Le secteur de l’agriculture est confronté à d’importants défis liés aux changements climatiques, se manifestant par la rareté des précipitations et leur irrégularité, par l’augmentation de la température, ainsi que par d’autres évènements extrêmes associés au climat. Ce secteur est ainsi considéré comme l'un des plus touchés par ces phénomènes qui entraînent notamment une faiblesse des récoltes agricoles à cause de la réduction des surfaces cultivées et de la baisse des rendements.
Ce secteur est aussi au cœur d'un double défi : assurer la sécurité alimentaire par l'augmentation de la production et l'amélioration de l'efficacité de l'utilisation des ressources pour répondre aux besoins d'une population dont le nombre ne cesse de croître, et la nécessité de préserver les ressources naturelles et d'en assurer la durabilité.
La mission thématique de la Cour des comptes sur l’agriculture face aux changements climatiques a examiné la prise en compte de ces changements dans les politiques et stratégies agricoles et a apprécié l’efficacité des programmes d’atténuation et d’adaptation mis en œuvre dans le cadre de la contribution déterminée au niveau national du secteur de l’Agriculture qui est considéré comme le deuxième émetteur des gaz à effet de serre à l’échelle du Maroc, avec une part d’environ 22,8% en 2018.

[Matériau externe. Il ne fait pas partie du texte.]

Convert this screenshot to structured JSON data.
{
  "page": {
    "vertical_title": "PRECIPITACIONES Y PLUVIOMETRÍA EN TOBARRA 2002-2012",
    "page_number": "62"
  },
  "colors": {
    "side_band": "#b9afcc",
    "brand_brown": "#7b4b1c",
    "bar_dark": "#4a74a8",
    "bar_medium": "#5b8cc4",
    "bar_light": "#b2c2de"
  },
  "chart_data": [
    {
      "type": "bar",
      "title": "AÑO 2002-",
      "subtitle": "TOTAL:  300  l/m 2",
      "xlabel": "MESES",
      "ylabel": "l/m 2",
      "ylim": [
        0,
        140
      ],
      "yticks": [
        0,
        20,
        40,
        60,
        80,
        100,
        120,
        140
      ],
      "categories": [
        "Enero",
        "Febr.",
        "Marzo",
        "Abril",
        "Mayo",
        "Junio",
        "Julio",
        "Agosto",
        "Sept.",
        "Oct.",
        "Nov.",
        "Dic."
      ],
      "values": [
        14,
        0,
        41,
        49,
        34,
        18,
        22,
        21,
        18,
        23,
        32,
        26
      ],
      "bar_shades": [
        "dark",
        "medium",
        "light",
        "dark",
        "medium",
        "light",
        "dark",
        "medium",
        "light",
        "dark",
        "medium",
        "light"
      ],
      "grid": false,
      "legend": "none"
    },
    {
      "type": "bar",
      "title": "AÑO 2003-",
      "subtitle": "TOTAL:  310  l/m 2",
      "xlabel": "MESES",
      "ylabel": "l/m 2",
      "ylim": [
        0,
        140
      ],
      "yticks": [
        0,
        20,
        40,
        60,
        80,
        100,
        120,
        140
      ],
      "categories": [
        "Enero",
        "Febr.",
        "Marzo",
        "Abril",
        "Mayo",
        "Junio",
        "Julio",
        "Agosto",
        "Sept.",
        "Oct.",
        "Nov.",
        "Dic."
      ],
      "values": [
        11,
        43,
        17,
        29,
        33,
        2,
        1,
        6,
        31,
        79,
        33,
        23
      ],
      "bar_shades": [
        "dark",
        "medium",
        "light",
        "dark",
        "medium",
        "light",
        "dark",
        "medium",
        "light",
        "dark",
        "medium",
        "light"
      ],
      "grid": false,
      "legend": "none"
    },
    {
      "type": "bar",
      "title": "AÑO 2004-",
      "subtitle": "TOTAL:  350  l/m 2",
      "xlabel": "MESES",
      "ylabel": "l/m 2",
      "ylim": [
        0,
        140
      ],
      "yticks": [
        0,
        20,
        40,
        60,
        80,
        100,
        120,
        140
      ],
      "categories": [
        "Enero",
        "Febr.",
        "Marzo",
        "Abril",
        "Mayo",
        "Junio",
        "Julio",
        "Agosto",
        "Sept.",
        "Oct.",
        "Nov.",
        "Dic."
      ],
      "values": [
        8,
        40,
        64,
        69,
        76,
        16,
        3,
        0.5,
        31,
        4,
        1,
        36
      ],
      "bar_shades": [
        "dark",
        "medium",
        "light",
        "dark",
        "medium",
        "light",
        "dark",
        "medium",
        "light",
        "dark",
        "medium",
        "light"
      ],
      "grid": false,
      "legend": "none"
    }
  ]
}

Cadre juridique : entre retard et absence
Concernant le cadre juridique et stratégique relatif à la lutte contre les effets des changements climatiques dans le secteur agricole, la Cour des comptes souligne que des efforts importants ont été déployés pour son renforcement au cours des dernières décennies.
Néanmoins, ce cadre reste incomplet, notamment au vu du retard pris dans l'adoption de certains textes d’application, à l’instar des textes devant accompagner :
- La loi n°49.17, relative à l'évaluation environnementale, portant sur la procédure d'élaboration, d'examen et d’exécution de l'évaluation environnementale stratégique ;
- La loi n° 01.06, relative au développement durable des palmeraies et portant protection du palmier-dattier.
En outre, il a été constaté, par la Cour, l’absence d’un corpus juridique spécial visant à protéger les sols contre toutes les formes de dégradation. Dans ce sens, il convient de signaler que le projet de loi n°42.10 sur la protection des sols n'est pas toujours adopté, malgré la pression croissante sur ces ressources en raison des activités socio-économiques.
Interpelé sur ce point, le ministère en charge du Développement durable a indiqué que les textes d'application de la loi n°49.17 sont en cours d'approbation par le Secrétariat général du gouvernement (SGG).
Il a, par ailleurs, précisé qu'il mène des études stratégiques environnementales et sociales pour les programmes qu'il met en œuvre, ainsi que des études d'impact pour les projets de développement. Le ministère a notamment souligné qu'il avait réalisé, dans le cadre de la mise en œuvre du programme "Génération Green", des évaluations environnementales et sociales préliminaires. Ces études visaient à évaluer les risques environnementaux et sociaux liés aux activités de ces programmes et à proposer des mesures d'atténuation à travers l'élaboration d'un plan de gestion des risques.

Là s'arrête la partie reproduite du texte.